Ecuador's President Rafael Correa, whose government has mulled an asylum request from US intelligence leaker Edward Snowden, said Monday the fugitive's bid for sanctuary in Russia could resolve the standoff.

"My opinion is that the request to the Russian government could definitely resolve Mr. Snowden's situation," Correa told AFP in an interview after Moscow announced that it received a political asylum application from Snowden.

Correa reiterated that his government cannot process Snowden's asylum request because he is not on Ecuadoran territory. Snowden has been holed up in legal limbo in Moscow's Sheremetyevo airport for more than a week.

"The moment he arrives at our embassy, we can process it there," said Correa, whose announcement last week that he would study Snowden's asylum request had angered Washington, which has filed espionage charges against the fugitive.

Correa meanwhile said he had urged the founder of the secret-spilling website WikiLeaks, Julian Assange, to stop speaking in Ecuador's name.

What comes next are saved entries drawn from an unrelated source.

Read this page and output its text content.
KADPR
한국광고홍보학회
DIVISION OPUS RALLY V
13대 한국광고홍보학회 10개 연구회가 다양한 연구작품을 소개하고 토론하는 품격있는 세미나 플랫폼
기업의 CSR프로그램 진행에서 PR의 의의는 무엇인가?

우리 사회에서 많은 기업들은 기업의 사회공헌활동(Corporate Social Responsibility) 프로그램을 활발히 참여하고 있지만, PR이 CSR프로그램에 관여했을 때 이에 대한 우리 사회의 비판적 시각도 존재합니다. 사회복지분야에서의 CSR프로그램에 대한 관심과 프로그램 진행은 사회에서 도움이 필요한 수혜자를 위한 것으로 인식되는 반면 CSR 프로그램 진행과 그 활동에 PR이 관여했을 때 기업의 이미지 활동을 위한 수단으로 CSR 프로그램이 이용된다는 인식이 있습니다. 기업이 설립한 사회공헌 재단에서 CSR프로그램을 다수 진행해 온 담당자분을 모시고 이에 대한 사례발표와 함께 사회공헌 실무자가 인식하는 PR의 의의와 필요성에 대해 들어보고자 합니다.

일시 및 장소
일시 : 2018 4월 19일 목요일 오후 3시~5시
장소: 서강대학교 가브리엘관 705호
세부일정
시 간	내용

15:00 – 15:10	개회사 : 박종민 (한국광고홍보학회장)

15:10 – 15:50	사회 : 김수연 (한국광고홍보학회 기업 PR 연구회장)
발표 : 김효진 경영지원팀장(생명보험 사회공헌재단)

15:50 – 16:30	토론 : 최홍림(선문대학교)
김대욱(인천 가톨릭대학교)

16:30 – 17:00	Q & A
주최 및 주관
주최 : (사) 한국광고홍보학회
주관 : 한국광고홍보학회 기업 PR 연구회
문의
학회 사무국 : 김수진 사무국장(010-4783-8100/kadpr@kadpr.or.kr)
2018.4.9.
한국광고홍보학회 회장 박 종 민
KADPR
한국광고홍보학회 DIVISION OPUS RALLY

"The conduct of Assange has bothered me a little and this morning I spoke with the foreign minister (Ricardo Patino) to tell him not to speak about our country's situations," Correa said.

Ecuador has sheltered Assange at its embassy in London since August 2012 and the Australian's organization has been assisting Snowden in his flight from US justice.

Last week, Assange told reporters that Ecuador had given Snowden, whose passport was revoked by the United States, a refugee travel document, but Correa said Saturday that his London consul had made a decision beyond his rank by issuing the paper.